The present CEA studies the cost-effectiveness of fluticasone vs. montelukast treatment for children with mild to moderate persistent asthma using data from the PACT clinical trial.16
The fluticasone treatment was shown to be cost-effective compared with montelukast both from point estimates and bootstrap simulations for all six cost-effectiveness measures analyzed.
To our knowledge, this report is the first to formally perform a comprehensive CEA comparing fluticasone and montelukast in mild-moderate childhood asthma based on a randomized trial conducted in the US. Previous CEA of asthma treatments compared other controller regimens.5–10, 19, 24, 28–30
Two studies,31, 32
though not formal CEA, compared the efficacy of fluticasone with montelukast relative to their costs using retrospective insurance claims data. With claims data on patients 4–17 years in 2001–2003, Stempel et al.32
found annualized asthma-related costs of $861 for fluticasone and $1616 for montelukast. Pathak et al.31
identified the annual treatment charges to be $572 (in 1999 dollars) for fluticasone and $902 for montelukast in patients 4–45 years of age. Both studies found fewer hospitalizations for those treated with fluticasone. The present study extends prior claims data based retrospective analyses of heterogeneous populations with no clinical outcome measures by showing conclusively that fluticasone was cost-effective compared with montelukast using data from a prospective clinical trial. Sensitivity analyses show that the cost-effectiveness of fluticasone over montelukast was robust in a wide range of settings, ensuring the generaliziblity of our study.
The present CEA also is the first to conduct subgroup analyses based on asthma phenotypic characteristics, and the cost-effectiveness of fluticasone over montelukast was substantiated for phenotypes indicating higher degrees of airway inflammation and hyper-responsiveness. This phenotypic subgroup analysis has similar implications as in Knuffman et al.27
in that baseline eNO levels greater than 25 ppb and PC20
value less than 2 mg/mL were more likely to show superiority of fluticasone over montelukast.
This study has several limitations. The unit cost estimates were taken from sources on pediatric asthma, but the inflators were based on the entire population rather than exclusively on children to adjust costs to the year 2003. Though this method was not ideal, sensitivity analysis showed the results were robust to a wide range of unit costs.
As to the societal cost, the monetary loss of productivity from missed school or work would vary greatly depending on the estimation method. We employed the Human Capital approach and used a published estimate, which assumed the loss to be a caregiver’s earnings. Methods to more accurately measure the societal cost of pediatric asthma are left for future study.

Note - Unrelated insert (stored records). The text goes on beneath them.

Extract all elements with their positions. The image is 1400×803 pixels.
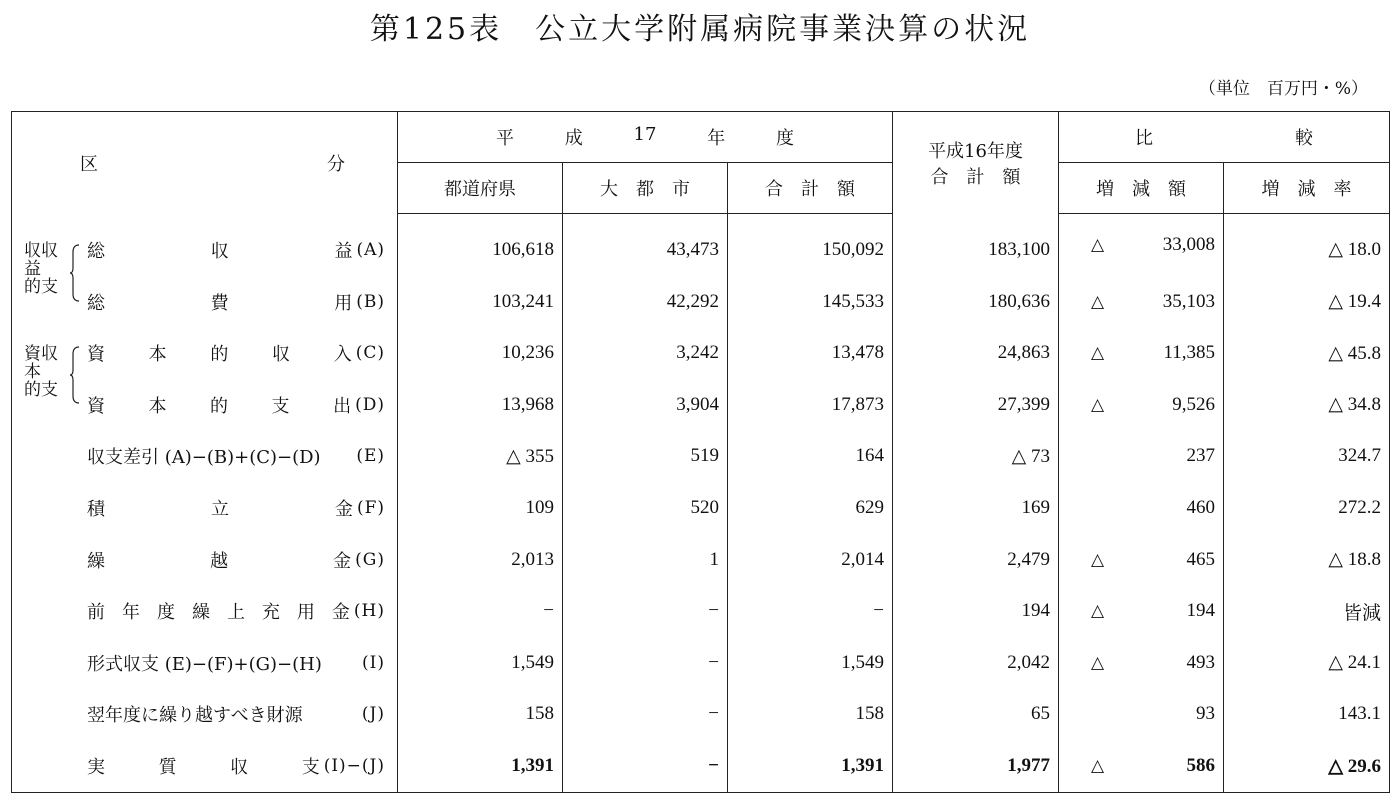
row-mark: (I) xyxy=(362,652,385,673)
settlement-table xyxy=(11,111,1390,793)
group-line: 益 xyxy=(24,259,41,279)
cell-diff-value: 465 xyxy=(1186,548,1216,570)
triangle-icon: △ xyxy=(1091,291,1105,312)
triangle-icon: △ xyxy=(1091,234,1105,255)
row-label-char: 総 xyxy=(87,292,105,314)
row-label xyxy=(12,431,398,483)
group-line: 的支 xyxy=(24,277,58,297)
cell-fy16: 183,100 xyxy=(893,214,1059,276)
cell-diff-value: 35,103 xyxy=(1162,290,1216,312)
row-label xyxy=(12,637,398,689)
row-label-char: 充 xyxy=(261,602,280,624)
cell-city: 3,242 xyxy=(563,327,728,379)
triangle-icon: △ xyxy=(1091,652,1105,673)
cell-diff-value: 33,008 xyxy=(1162,233,1216,255)
fy16-header-line2: 合 計 額 xyxy=(930,166,1021,188)
cell-diff xyxy=(1059,689,1224,741)
row-mark: (G) xyxy=(355,549,385,570)
compare-char: 較 xyxy=(1295,128,1314,149)
triangle-icon: △ xyxy=(1091,394,1105,415)
cell-fy16: 24,863 xyxy=(893,327,1059,379)
compare-char: 比 xyxy=(1135,128,1154,149)
group-label-income xyxy=(24,242,58,296)
cell-diff xyxy=(1059,327,1224,379)
row-label-char: 翌年度に繰り越すべき財源 xyxy=(87,705,303,727)
table-row xyxy=(12,637,1390,689)
table-row xyxy=(12,689,1390,741)
cell-diff xyxy=(1059,740,1224,792)
cell-fy16: 1,977 xyxy=(893,740,1059,792)
cell-total: 1,549 xyxy=(728,637,893,689)
group-line: 本 xyxy=(24,362,41,382)
table-row xyxy=(12,276,1390,328)
unit-note: （単位 百万円・%） xyxy=(1198,79,1368,99)
category-header xyxy=(12,112,398,214)
row-mark: (J) xyxy=(361,704,385,725)
row-mark: (F) xyxy=(356,497,385,518)
cell-diff-value: 493 xyxy=(1186,651,1216,673)
row-label-char: 金 xyxy=(334,498,353,520)
cell-diff xyxy=(1059,482,1224,534)
cell-rate: 272.2 xyxy=(1224,482,1390,534)
cell-total: 158 xyxy=(728,689,893,741)
row-label-char: 実 xyxy=(87,757,105,779)
row-label-char: 年 xyxy=(121,602,140,624)
row-label-char: 金 xyxy=(333,550,352,572)
category-header-char: 区 xyxy=(80,153,98,175)
cell-fy16: 2,479 xyxy=(893,534,1059,586)
row-label-char: 繰 xyxy=(191,602,210,624)
row-label-char: 用 xyxy=(334,292,353,314)
row-label-char: 収支差引 (A)−(B)+(C)−(D) xyxy=(87,447,321,469)
row-label-char: 収 xyxy=(230,757,249,779)
cell-prefecture: △ 355 xyxy=(398,431,563,483)
col-header-city: 大 都 市 xyxy=(563,163,728,214)
table-row xyxy=(12,534,1390,586)
cell-rate: △ 24.1 xyxy=(1224,637,1390,689)
cell-diff xyxy=(1059,431,1224,483)
row-label-char: 上 xyxy=(226,602,245,624)
cell-diff xyxy=(1059,637,1224,689)
row-mark: (C) xyxy=(355,343,385,364)
brace-icon xyxy=(70,244,80,305)
cell-rate: 皆減 xyxy=(1224,585,1390,637)
cell-diff-value: 9,526 xyxy=(1172,393,1216,415)
cell-total: 1,391 xyxy=(728,740,893,792)
cell-diff-value: 237 xyxy=(1186,445,1216,467)
cell-city: 1 xyxy=(563,534,728,586)
col-header-prefecture: 都道府県 xyxy=(398,163,563,214)
row-mark: (H) xyxy=(353,601,385,622)
row-label-char: 立 xyxy=(210,498,229,520)
cell-prefecture: 103,241 xyxy=(398,276,563,328)
compare-header xyxy=(1059,112,1390,163)
fy17-char: 成 xyxy=(564,128,583,149)
table-row xyxy=(12,327,1390,379)
brace-icon xyxy=(70,346,80,407)
table-row xyxy=(12,740,1390,792)
cell-rate: △ 18.0 xyxy=(1224,214,1390,276)
cell-city: 3,904 xyxy=(563,379,728,431)
row-label-char: 益 xyxy=(334,240,353,262)
cell-total: 150,092 xyxy=(728,214,893,276)
fy17-char: 平 xyxy=(496,128,514,149)
row-label-char: 形式収支 (E)−(F)+(G)−(H) xyxy=(87,653,322,675)
cell-diff xyxy=(1059,585,1224,637)
cell-diff xyxy=(1059,379,1224,431)
group-line: 的支 xyxy=(24,380,58,400)
row-label xyxy=(12,740,398,792)
cell-diff-value: 11,385 xyxy=(1163,342,1216,364)
cell-total: 629 xyxy=(728,482,893,534)
cell-diff-value: 460 xyxy=(1186,496,1216,518)
fy17-char: 度 xyxy=(775,128,794,149)
row-label xyxy=(12,689,398,741)
row-label-char: 支 xyxy=(301,757,320,779)
cell-rate: 324.7 xyxy=(1224,431,1390,483)
col-header-diff: 増 減 額 xyxy=(1059,163,1224,214)
triangle-icon: △ xyxy=(1091,601,1105,622)
cell-rate: 143.1 xyxy=(1224,689,1390,741)
row-label-char: 入 xyxy=(333,344,352,366)
cell-prefecture: 2,013 xyxy=(398,534,563,586)
group-label-capital xyxy=(24,345,58,399)
cell-total: 145,533 xyxy=(728,276,893,328)
cell-diff xyxy=(1059,214,1224,276)
table-row xyxy=(12,482,1390,534)
row-label-char: 繰 xyxy=(87,550,105,572)
cell-diff-value: 586 xyxy=(1186,755,1216,777)
row-label-char: 金 xyxy=(331,602,350,624)
cell-total: − xyxy=(728,585,893,637)
cell-prefecture: 13,968 xyxy=(398,379,563,431)
cell-diff-value: 93 xyxy=(1196,703,1216,725)
cell-rate: △ 45.8 xyxy=(1224,327,1390,379)
cell-rate: △ 18.8 xyxy=(1224,534,1390,586)
fy16-header xyxy=(893,112,1059,214)
cell-prefecture: 158 xyxy=(398,689,563,741)
fy17-char: 年 xyxy=(707,128,726,149)
triangle-icon: △ xyxy=(1091,343,1105,364)
cell-city: 43,473 xyxy=(563,214,728,276)
row-mark: (I)−(J) xyxy=(323,756,385,777)
row-label-char: 支 xyxy=(271,395,290,417)
cell-prefecture: 1,391 xyxy=(398,740,563,792)
triangle-icon: △ xyxy=(1091,756,1105,777)
cell-total: 17,873 xyxy=(728,379,893,431)
cell-prefecture: 1,549 xyxy=(398,637,563,689)
row-label-char: 収 xyxy=(210,240,229,262)
cell-fy16: 2,042 xyxy=(893,637,1059,689)
cell-rate: △ 19.4 xyxy=(1224,276,1390,328)
cell-city: − xyxy=(563,637,728,689)
row-label-char: 的 xyxy=(210,395,229,417)
cell-rate: △ 29.6 xyxy=(1224,740,1390,792)
row-label-char: 積 xyxy=(87,498,105,520)
group-line: 収収 xyxy=(24,241,58,261)
row-mark: (E) xyxy=(356,446,385,467)
cell-city: − xyxy=(563,689,728,741)
row-label-char: 前 xyxy=(87,602,105,624)
row-label-char: 越 xyxy=(210,550,229,572)
cell-city: 42,292 xyxy=(563,276,728,328)
row-label xyxy=(12,482,398,534)
cell-prefecture: 10,236 xyxy=(398,327,563,379)
cell-city: − xyxy=(563,740,728,792)
row-label-char: 総 xyxy=(87,240,105,262)
row-label-char: 資 xyxy=(87,395,105,417)
col-header-total: 合 計 額 xyxy=(728,163,893,214)
cell-total: 164 xyxy=(728,431,893,483)
cell-prefecture: − xyxy=(398,585,563,637)
fy17-char: 17 xyxy=(633,124,657,145)
cell-city: 520 xyxy=(563,482,728,534)
category-header-char: 分 xyxy=(327,153,345,175)
row-label-char: 本 xyxy=(148,344,167,366)
row-label-char: 的 xyxy=(210,344,229,366)
row-mark: (B) xyxy=(356,291,385,312)
row-mark: (A) xyxy=(356,239,385,260)
cell-fy16: 65 xyxy=(893,689,1059,741)
fy17-header xyxy=(398,112,893,163)
cell-fy16: 27,399 xyxy=(893,379,1059,431)
cell-prefecture: 106,618 xyxy=(398,214,563,276)
row-label-char: 本 xyxy=(148,395,167,417)
cell-fy16: △ 73 xyxy=(893,431,1059,483)
cell-total: 2,014 xyxy=(728,534,893,586)
cell-total: 13,478 xyxy=(728,327,893,379)
triangle-icon: △ xyxy=(1091,549,1105,570)
table-row xyxy=(12,379,1390,431)
row-label xyxy=(12,534,398,586)
row-label-char: 出 xyxy=(333,395,352,417)
cell-diff xyxy=(1059,534,1224,586)
row-label-char: 費 xyxy=(210,292,229,314)
cell-fy16: 169 xyxy=(893,482,1059,534)
cell-fy16: 194 xyxy=(893,585,1059,637)
table-row xyxy=(12,214,1390,276)
table-title: 第125表 公立大学附属病院事業決算の状況 xyxy=(369,12,1031,47)
col-header-rate: 増 減 率 xyxy=(1224,163,1390,214)
cell-diff-value: 194 xyxy=(1186,600,1216,622)
table-row xyxy=(12,585,1390,637)
cell-city: 519 xyxy=(563,431,728,483)
row-mark: (D) xyxy=(355,394,385,415)
cell-rate: △ 34.8 xyxy=(1224,379,1390,431)
row-label-char: 資 xyxy=(87,344,105,366)
group-line: 資収 xyxy=(24,344,58,364)
table-row xyxy=(12,431,1390,483)
row-label-char: 用 xyxy=(296,602,315,624)
row-label xyxy=(12,585,398,637)
cell-fy16: 180,636 xyxy=(893,276,1059,328)
fy16-header-line1: 平成16年度 xyxy=(928,140,1023,162)
cell-city: − xyxy=(563,585,728,637)
row-label-char: 収 xyxy=(272,344,291,366)
row-label-char: 質 xyxy=(158,757,177,779)
cell-diff xyxy=(1059,276,1224,328)
cell-prefecture: 109 xyxy=(398,482,563,534)
row-label-char: 度 xyxy=(156,602,175,624)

The PACT study found no significant difference in height growth between the two treatment groups.16
So no steroid effect on growth was considered in the cost-effectiveness analysis. The incorporation of potential steroid effect on growth into cost-effectiveness analysis was left for future research.
Rescue treatment in PACT included telephone contact with the study physician who would recommend starting oral corticosteroids if indicated by the study protocol. These contacts as well as use of oral corticosteroids occurred significantly more often in the montelukast group. It would be expected that this expeditious intervention reduced urgent care and emergent visits that would have occurred more frequently in the montelukast group than the fluticasone group if study physicians had not been available; this process could have caused an underestimation of the cost-effectiveness of fluticasone compared with montelukast.
Conclusions and Recommendations
Fluticasone is cost-effective compared with montelukast for children with mild to moderate persistent asthma. This CEA demonstrated that fluticasone dominated montelukast as it led to more ACD, a higher proportion of participants with 12% of FEV1 improvement, and fewer asthma exacerbations, yet at lower direct and societal costs.
Our study demonstrates the cost-effectiveness of low-dose fluticasone compared with montelukast in addition to the previously demonstrated clinical benefits in three clinically relevant asthma domains (asthma control days, lung function, and exacerbations) and further supports the NAEPP guidelines based on effectiveness that recommend inhaled corticosteroid monotherapy as the preferred asthma controller option for mild to moderate persistent asthma in children.